I spoke with intellectual property attorney Jed Phillips about what artists can do to protect their creations once they’re posted on the Internet.
Short answer: Yes, you do not lose your copyright by posting your work online (whether music, pictures, video, text, etc.)
Longer answer: Copyright gives you the right to control your work (assuming the work is covered by copyright, which is a wholly separate issue). The three big rights for creative people online are:
- The right to prevent people from copying their work.
- The right to control the distribution of their work.
- The right to control the creation of derivative works based upon their work.
There are other rights, but these are the big three that are going to impact most creative professionals. As an example, if someone pulls an image off of Flickr, uses it to create an ad and then publishes that ad online, they are creating a copy of the work (the copy they have stored on their computer, printed out, e-mailed, etc.), a derivative work (creating the ad incorporating the copyrighted work) and distributing the work (posting it online). If unlicensed, these are all potential infringing actions.
What about licensing?
The copyright holder has the right to control the use of their work. The normal expression of that right is a license, either explicit or implied. An explicit license sets out the conditions under which a right holder will permit (i.e., refrain from enforcing their rights through a suit) copying, distribution or the creation of derivative works. The licenses can be vague or incredibly specific – it depends on what the right holder wants. There are some “off the rack” licenses that creative professionals can use. Probably the most familiar would be the various Creative Commons licenses.
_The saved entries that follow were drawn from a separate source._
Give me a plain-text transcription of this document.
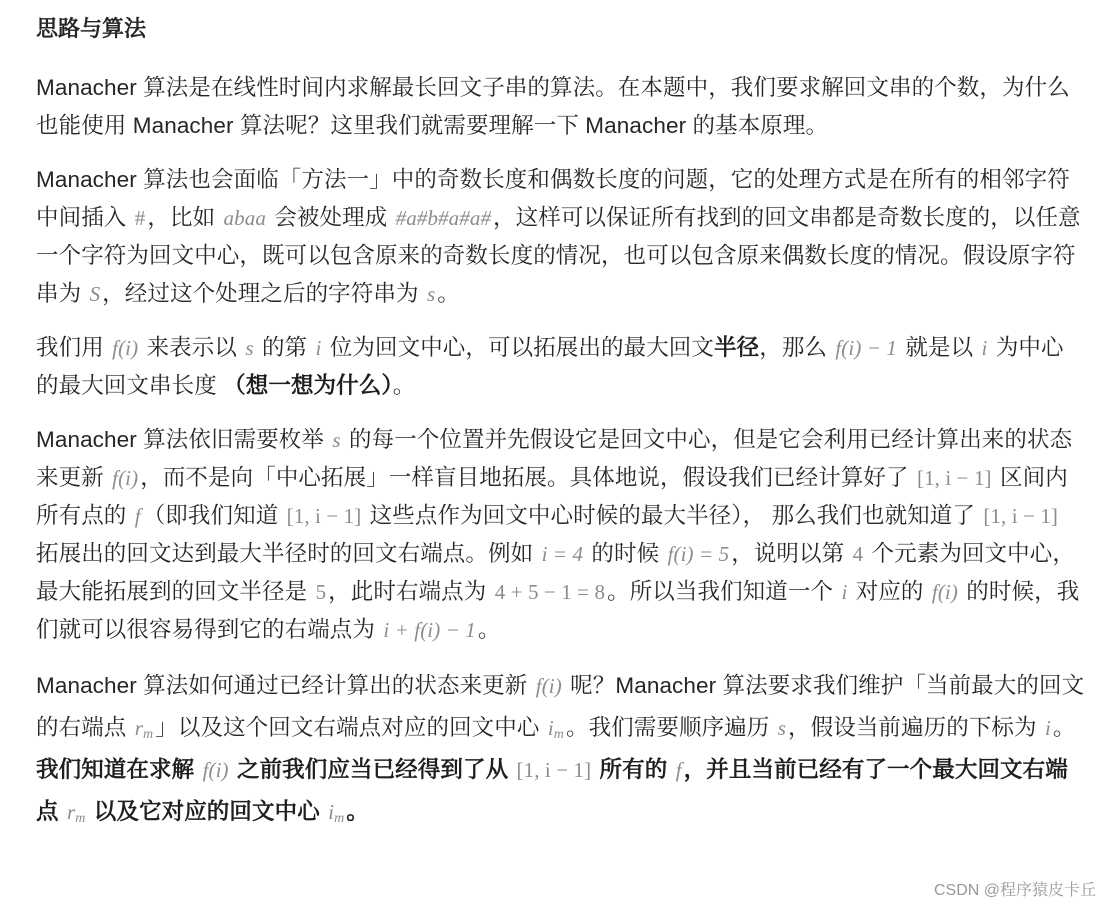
思路与算法

Manacher 算法是在线性时间内求解最长回文子串的算法。在本题中，我们要求解回文串的个数，为什么也能使用 Manacher 算法呢？这里我们就需要理解一下 Manacher 的基本原理。

Manacher 算法也会面临「方法一」中的奇数长度和偶数长度的问题，它的处理方式是在所有的相邻字符中间插入 #，比如 abaa 会被处理成 #a#b#a#a#，这样可以保证所有找到的回文串都是奇数长度的，以任意一个字符为回文中心，既可以包含原来的奇数长度的情况，也可以包含原来偶数长度的情况。假设原字符串为 S，经过这个处理之后的字符串为 s。

我们用 f(i) 来表示以 s 的第 i 位为回文中心，可以拓展出的最大回文半径，那么 f(i) − 1 就是以 i 为中心的最大回文串长度 （想一想为什么）。

Manacher 算法依旧需要枚举 s 的每一个位置并先假设它是回文中心，但是它会利用已经计算出来的状态来更新 f(i)，而不是向「中心拓展」一样盲目地拓展。具体地说，假设我们已经计算好了 [1, i − 1] 区间内所有点的 f（即我们知道 [1, i − 1] 这些点作为回文中心时候的最大半径）， 那么我们也就知道了 [1, i − 1] 拓展出的回文达到最大半径时的回文右端点。例如 i = 4 的时候 f(i) = 5，说明以第 4 个元素为回文中心，最大能拓展到的回文半径是 5，此时右端点为 4 + 5 − 1 = 8。所以当我们知道一个 i 对应的 f(i) 的时候，我们就可以很容易得到它的右端点为 i + f(i) − 1。

Manacher 算法如何通过已经计算出的状态来更新 f(i) 呢？Manacher 算法要求我们维护「当前最大的回文的右端点 $r_m$」以及这个回文右端点对应的回文中心 $i_m$。我们需要顺序遍历 s，假设当前遍历的下标为 i。我们知道在求解 f(i) 之前我们应当已经得到了从 [1, i − 1] 所有的 f，并且当前已经有了一个最大回文右端点 $r_m$ 以及它对应的回文中心 $i_m$。

CSDN @程序猿皮卡丘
Flickr uses these and has a quick and easy system for a rights holder to designate which license they would like to apply to their work. Some of the licenses control derivative works and copying; others permit any use (including commercial) so long as the rights holder receives credit (“attribution”). Anyone posting on Flickr should review the license descriptions before posting and make sure they select the license they want.
What can creative professionals do to protect their work?
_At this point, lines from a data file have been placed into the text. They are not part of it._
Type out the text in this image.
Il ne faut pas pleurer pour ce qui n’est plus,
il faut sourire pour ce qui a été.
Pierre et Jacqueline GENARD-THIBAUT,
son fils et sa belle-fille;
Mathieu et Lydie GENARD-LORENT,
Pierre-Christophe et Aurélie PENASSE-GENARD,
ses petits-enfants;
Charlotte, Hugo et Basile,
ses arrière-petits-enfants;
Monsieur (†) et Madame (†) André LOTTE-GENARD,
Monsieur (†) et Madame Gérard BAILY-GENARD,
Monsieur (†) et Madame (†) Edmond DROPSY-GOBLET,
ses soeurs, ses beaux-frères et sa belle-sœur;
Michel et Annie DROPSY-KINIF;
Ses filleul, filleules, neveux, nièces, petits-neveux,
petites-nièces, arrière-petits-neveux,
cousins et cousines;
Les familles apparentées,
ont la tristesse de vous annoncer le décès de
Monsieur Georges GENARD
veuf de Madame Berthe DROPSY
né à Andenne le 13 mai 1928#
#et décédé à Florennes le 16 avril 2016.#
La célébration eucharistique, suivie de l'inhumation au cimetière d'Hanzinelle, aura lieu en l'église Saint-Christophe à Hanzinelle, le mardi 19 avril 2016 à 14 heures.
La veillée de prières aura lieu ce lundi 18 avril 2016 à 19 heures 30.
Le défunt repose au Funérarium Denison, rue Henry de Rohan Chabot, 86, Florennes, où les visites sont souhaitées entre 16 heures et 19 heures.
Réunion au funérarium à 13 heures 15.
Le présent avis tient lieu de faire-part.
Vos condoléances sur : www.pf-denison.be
There are practical and legal steps they can take. Realistically, the legal steps are less effective than the practical steps. As an initial matter, if they are putting their work up online, they need to make sure they read the site terms and conditions before they post anything. Facebook, for example, has some interesting and somewhat controversial terms about what they can do with anything you post. If they don’t like the terms, don’t post and let the site know why. If they have their own portfolio site, then they need to have a copyright blurb somewhere (the more prominent the better, but I know that isn’t likely) that sets out what folks can do with the files posted on the site.
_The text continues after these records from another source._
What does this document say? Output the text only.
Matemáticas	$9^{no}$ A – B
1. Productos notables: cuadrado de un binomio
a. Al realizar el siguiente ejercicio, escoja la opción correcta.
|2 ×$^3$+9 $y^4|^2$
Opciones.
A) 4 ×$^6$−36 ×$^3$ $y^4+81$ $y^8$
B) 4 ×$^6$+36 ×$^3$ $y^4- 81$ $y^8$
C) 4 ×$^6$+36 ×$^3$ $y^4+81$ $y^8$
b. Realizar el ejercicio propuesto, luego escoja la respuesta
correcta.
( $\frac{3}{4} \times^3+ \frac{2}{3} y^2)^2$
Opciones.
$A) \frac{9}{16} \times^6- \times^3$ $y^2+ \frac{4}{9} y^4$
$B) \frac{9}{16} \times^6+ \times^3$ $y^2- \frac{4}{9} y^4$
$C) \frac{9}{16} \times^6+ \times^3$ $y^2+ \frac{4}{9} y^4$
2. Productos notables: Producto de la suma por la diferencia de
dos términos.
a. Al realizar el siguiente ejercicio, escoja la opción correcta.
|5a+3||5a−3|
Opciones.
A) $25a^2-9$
For practical steps, common sense is a good guide. Post low-resolution images, use watermarking, make sure the site logs IP addresses (If you plan on enforcing a copyright, proving that a particular computer accessed it, and when, can be useful.), etc.
What about enforcement?
Always start friendly, if possible. Many people view anything posted online as fair game. If someone has their work stolen, sometimes it only takes a gentle reminder that the work isn’t up for grabs to stop the behavior. If that fails, then the next step is a DMCA notice and take-down letter. The rights holder can send a letter (the format is spelled out in the code, and there are countless examples online) to the ISP, and the ISP will generally remove the infringing work.
If the offender is particularly persistent, then it’s time to chat with a lawyer. Sometimes a letter from a lawyer will work where more informal dispute-resolution efforts failed.
If the letter from the lawyer fails, it’s time to have a chat about obtaining an injunction and damages. At this point you are discussing federal litigation. This is generally where you have to decide just how important or egregious the infringement is and what it is worth.